Europe has a semester which has nothing to do with a university term.
They have arranged a six pack which is neither related to beer nor to a muscled torso. In any case it is being updated by a two pack.
What all these developments have in common is a desire by European governments partly to get to grips with the current economic crisis but also to make sure it won't happen again.
While there is an undoubted touch of barring the stable door after the old nag has well and truly bolted, nevertheless one gets the distinct impression that EU ministers and officials recognise that the Commission needs to be given the powers both to probe into country finances and to impose sanctions if necessary.
Just today the European Council has backed proposals which, if accepted by the European Parliament, will mean that Eurozone member states will have to present their annual draft spending plans in mid-October to the Commission which will reserve the right to offer opinions on the wisdom of the strategies pursued.
These opinions can be ignored but if a country subsequently gets into difficulties, they will be taken into account when help is being sought.
As part of this wider review a so called alert mechanism is being set up. This will act as an early warning system designed to flag up problems in economies.
Big Brussels is well and truly watching you.
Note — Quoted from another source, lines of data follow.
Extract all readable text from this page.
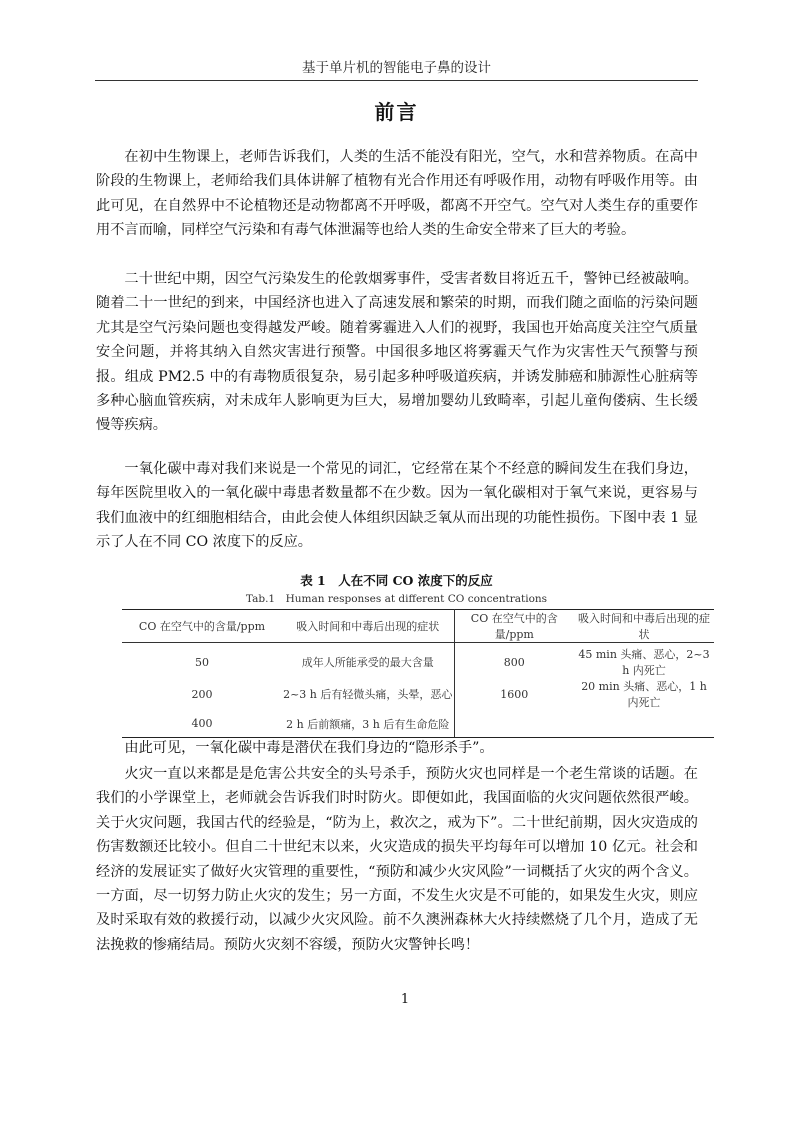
基于单片机的智能电子鼻的设计
前言

在初中生物课上，老师告诉我们，人类的生活不能没有阳光，空气，水和营养物质。在高中阶段的生物课上，老师给我们具体讲解了植物有光合作用还有呼吸作用，动物有呼吸作用等。由此可见，在自然界中不论植物还是动物都离不开呼吸，都离不开空气。空气对人类生存的重要作用不言而喻，同样空气污染和有毒气体泄漏等也给人类的生命安全带来了巨大的考验。

二十世纪中期，因空气污染发生的伦敦烟雾事件，受害者数目将近五千，警钟已经被敲响。随着二十一世纪的到来，中国经济也进入了高速发展和繁荣的时期，而我们随之面临的污染问题尤其是空气污染问题也变得越发严峻。随着雾霾进入人们的视野，我国也开始高度关注空气质量安全问题，并将其纳入自然灾害进行预警。中国很多地区将雾霾天气作为灾害性天气预警与预报。组成 PM2.5 中的有毒物质很复杂，易引起多种呼吸道疾病，并诱发肺癌和肺源性心脏病等多种心脑血管疾病，对未成年人影响更为巨大，易增加婴幼儿致畸率，引起儿童佝偻病、生长缓慢等疾病。

一氧化碳中毒对我们来说是一个常见的词汇，它经常在某个不经意的瞬间发生在我们身边，每年医院里收入的一氧化碳中毒患者数量都不在少数。因为一氧化碳相对于氧气来说，更容易与我们血液中的红细胞相结合，由此会使人体组织因缺乏氧从而出现的功能性损伤。下图中表 1 显示了人在不同 CO 浓度下的反应。

表 1　人在不同 CO 浓度下的反应
Tab.1　Human responses at different CO concentrations
CO 在空气中的含量/ppm	吸入时间和中毒后出现的症状	CO 在空气中的含量/ppm	吸入时间和中毒后出现的症状
50	成年人所能承受的最大含量	800	45 min 头痛、恶心，2~3 h 内死亡
200	2~3 h 后有轻微头痛，头晕，恶心	1600	20 min 头痛、恶心，1 h 内死亡
400	2 h 后前额痛，3 h 后有生命危险		

由此可见，一氧化碳中毒是潜伏在我们身边的“隐形杀手”。

火灾一直以来都是是危害公共安全的头号杀手，预防火灾也同样是一个老生常谈的话题。在我们的小学课堂上，老师就会告诉我们时时防火。即便如此，我国面临的火灾问题依然很严峻。关于火灾问题，我国古代的经验是，“防为上，救次之，戒为下”。二十世纪前期，因火灾造成的伤害数额还比较小。但自二十世纪末以来，火灾造成的损失平均每年可以增加 10 亿元。社会和经济的发展证实了做好火灾管理的重要性，“预防和减少火灾风险”一词概括了火灾的两个含义。一方面，尽一切努力防止火灾的发生；另一方面，不发生火灾是不可能的，如果发生火灾，则应及时采取有效的救援行动，以减少火灾风险。前不久澳洲森林大火持续燃烧了几个月，造成了无法挽救的惨痛结局。预防火灾刻不容缓，预防火灾警钟长鸣！

1
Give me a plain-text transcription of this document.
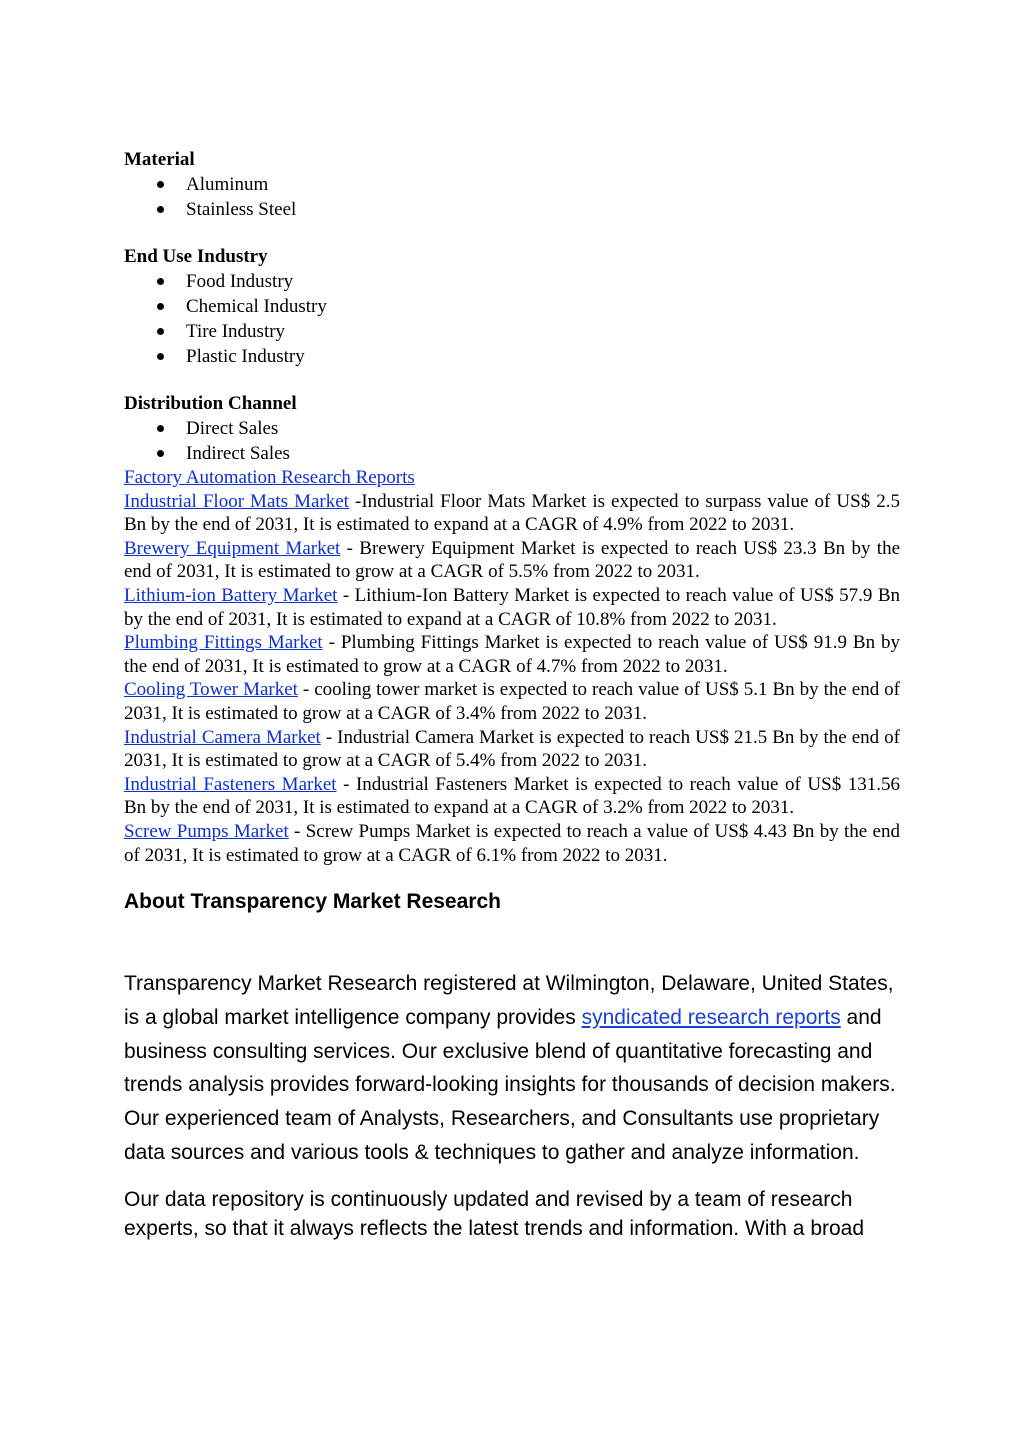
Material

Aluminum
Stainless Steel

End Use Industry

Food Industry
Chemical Industry
Tire Industry
Plastic Industry

Distribution Channel

Direct Sales
Indirect Sales

Factory Automation Research Reports

Industrial Floor Mats Market -Industrial Floor Mats Market is expected to surpass value of US$ 2.5 Bn by the end of 2031, It is estimated to expand at a CAGR of 4.9% from 2022 to 2031.

Brewery Equipment Market - Brewery Equipment Market is expected to reach US$ 23.3 Bn by the end of 2031, It is estimated to grow at a CAGR of 5.5% from 2022 to 2031.

Lithium-ion Battery Market - Lithium-Ion Battery Market is expected to reach value of US$ 57.9 Bn by the end of 2031, It is estimated to expand at a CAGR of 10.8% from 2022 to 2031.

Plumbing Fittings Market - Plumbing Fittings Market is expected to reach value of US$ 91.9 Bn by the end of 2031, It is estimated to grow at a CAGR of 4.7% from 2022 to 2031.

Cooling Tower Market - cooling tower market is expected to reach value of US$ 5.1 Bn by the end of 2031, It is estimated to grow at a CAGR of 3.4% from 2022 to 2031.

Industrial Camera Market - Industrial Camera Market is expected to reach US$ 21.5 Bn by the end of 2031, It is estimated to grow at a CAGR of 5.4% from 2022 to 2031.

Industrial Fasteners Market - Industrial Fasteners Market is expected to reach value of US$ 131.56 Bn by the end of 2031, It is estimated to expand at a CAGR of 3.2% from 2022 to 2031.

Screw Pumps Market - Screw Pumps Market is expected to reach a value of US$ 4.43 Bn by the end of 2031, It is estimated to grow at a CAGR of 6.1% from 2022 to 2031.

About Transparency Market Research

Transparency Market Research registered at Wilmington, Delaware, United States, is a global market intelligence company provides syndicated research reports and business consulting services. Our exclusive blend of quantitative forecasting and trends analysis provides forward-looking insights for thousands of decision makers. Our experienced team of Analysts, Researchers, and Consultants use proprietary data sources and various tools & techniques to gather and analyze information.

Our data repository is continuously updated and revised by a team of research experts, so that it always reflects the latest trends and information. With a broad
The UK remains at a distance from some of these reforms. Last December along with the Czech Republic it would not back the introduction of strict budgetary rules.
However it is bound to be affected by these regulations in spirit if not in substance.
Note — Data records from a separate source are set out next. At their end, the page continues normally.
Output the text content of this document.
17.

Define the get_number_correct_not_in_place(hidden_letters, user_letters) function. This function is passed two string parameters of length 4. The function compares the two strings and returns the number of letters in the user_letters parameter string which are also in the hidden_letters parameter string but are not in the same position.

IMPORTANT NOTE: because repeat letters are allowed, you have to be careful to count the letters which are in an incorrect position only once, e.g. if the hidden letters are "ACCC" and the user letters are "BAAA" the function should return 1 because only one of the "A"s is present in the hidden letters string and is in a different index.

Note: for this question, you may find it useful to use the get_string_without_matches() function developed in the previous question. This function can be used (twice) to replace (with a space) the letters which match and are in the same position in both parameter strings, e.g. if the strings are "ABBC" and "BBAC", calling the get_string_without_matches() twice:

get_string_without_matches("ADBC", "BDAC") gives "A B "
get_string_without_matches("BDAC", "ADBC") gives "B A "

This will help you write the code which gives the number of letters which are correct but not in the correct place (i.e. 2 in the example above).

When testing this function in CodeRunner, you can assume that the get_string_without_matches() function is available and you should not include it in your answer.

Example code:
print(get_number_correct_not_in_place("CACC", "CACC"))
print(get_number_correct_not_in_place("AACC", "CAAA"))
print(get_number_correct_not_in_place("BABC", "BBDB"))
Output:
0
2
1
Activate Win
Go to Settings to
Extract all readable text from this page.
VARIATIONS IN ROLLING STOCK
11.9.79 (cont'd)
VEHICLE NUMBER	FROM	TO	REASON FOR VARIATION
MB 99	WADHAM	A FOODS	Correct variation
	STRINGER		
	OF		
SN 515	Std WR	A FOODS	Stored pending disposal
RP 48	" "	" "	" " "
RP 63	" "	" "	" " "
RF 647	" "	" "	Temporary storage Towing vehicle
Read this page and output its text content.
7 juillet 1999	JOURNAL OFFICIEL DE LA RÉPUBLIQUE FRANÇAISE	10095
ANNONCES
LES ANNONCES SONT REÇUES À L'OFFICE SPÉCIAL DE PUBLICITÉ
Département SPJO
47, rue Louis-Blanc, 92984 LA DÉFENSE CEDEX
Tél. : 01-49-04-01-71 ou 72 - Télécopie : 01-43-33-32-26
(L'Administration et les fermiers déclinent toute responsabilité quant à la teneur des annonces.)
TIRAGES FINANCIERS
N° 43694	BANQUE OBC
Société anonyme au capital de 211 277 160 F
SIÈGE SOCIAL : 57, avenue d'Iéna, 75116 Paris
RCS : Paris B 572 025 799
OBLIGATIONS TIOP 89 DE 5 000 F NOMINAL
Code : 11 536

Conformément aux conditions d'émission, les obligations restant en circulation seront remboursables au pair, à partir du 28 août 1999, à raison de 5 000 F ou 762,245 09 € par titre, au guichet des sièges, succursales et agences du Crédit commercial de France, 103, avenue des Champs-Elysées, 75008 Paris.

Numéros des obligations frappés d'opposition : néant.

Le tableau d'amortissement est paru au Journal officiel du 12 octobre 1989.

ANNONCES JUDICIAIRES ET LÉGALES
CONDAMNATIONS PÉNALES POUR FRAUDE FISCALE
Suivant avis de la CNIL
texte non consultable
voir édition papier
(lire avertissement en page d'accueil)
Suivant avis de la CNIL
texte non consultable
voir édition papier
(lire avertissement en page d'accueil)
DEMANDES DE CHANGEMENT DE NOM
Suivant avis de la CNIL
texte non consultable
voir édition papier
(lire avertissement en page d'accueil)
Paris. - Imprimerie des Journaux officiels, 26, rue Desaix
While there's no doubting the determination to remedy this crisis, one gets the impression that some here in Brussels feel UK and US commentators and financial market traders too have exaggerated the scale of the crisis facing the Eurozone as a whole.
If the area were a complete basket case, why is the euro so strong?
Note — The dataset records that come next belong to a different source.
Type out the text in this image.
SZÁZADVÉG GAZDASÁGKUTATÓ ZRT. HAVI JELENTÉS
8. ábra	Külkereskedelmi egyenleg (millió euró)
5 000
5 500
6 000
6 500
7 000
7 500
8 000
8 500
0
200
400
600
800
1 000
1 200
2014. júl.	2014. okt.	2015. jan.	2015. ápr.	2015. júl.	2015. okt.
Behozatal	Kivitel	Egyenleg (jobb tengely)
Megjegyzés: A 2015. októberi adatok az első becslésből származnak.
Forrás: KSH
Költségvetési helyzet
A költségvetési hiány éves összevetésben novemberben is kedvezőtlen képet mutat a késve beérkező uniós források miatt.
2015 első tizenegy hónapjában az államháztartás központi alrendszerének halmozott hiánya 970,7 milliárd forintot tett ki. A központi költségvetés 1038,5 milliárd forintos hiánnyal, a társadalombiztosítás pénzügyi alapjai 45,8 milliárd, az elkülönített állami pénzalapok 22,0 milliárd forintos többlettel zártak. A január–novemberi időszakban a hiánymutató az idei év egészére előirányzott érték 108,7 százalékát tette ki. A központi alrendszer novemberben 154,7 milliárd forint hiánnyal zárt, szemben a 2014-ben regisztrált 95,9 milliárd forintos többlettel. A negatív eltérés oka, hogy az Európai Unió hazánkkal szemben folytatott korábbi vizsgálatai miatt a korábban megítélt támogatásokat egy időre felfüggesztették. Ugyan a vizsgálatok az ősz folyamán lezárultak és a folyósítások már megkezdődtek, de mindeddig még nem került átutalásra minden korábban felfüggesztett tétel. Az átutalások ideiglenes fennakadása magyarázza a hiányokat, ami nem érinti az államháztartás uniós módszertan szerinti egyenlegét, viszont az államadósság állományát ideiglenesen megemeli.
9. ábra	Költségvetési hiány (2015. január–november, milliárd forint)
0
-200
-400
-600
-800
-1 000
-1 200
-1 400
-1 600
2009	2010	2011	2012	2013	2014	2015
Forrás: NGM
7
It was pointed out to visiting journalists here that the euro area has an annual budget deficit which in percentage terms is smaller than that of the UK and US.
Italy may have accumulated debt of 120% of GDP but it has managed that level many years. In fact Italy has to pay a smaller proportion of its GDP to cover interest on its debt than two decades ago.
Nevertheless it is recognised that the Eurozone has a growth crisis which has not been resolved.
And despite the agreement reached today with Greece, how many believe the country will not eventually leave the euro?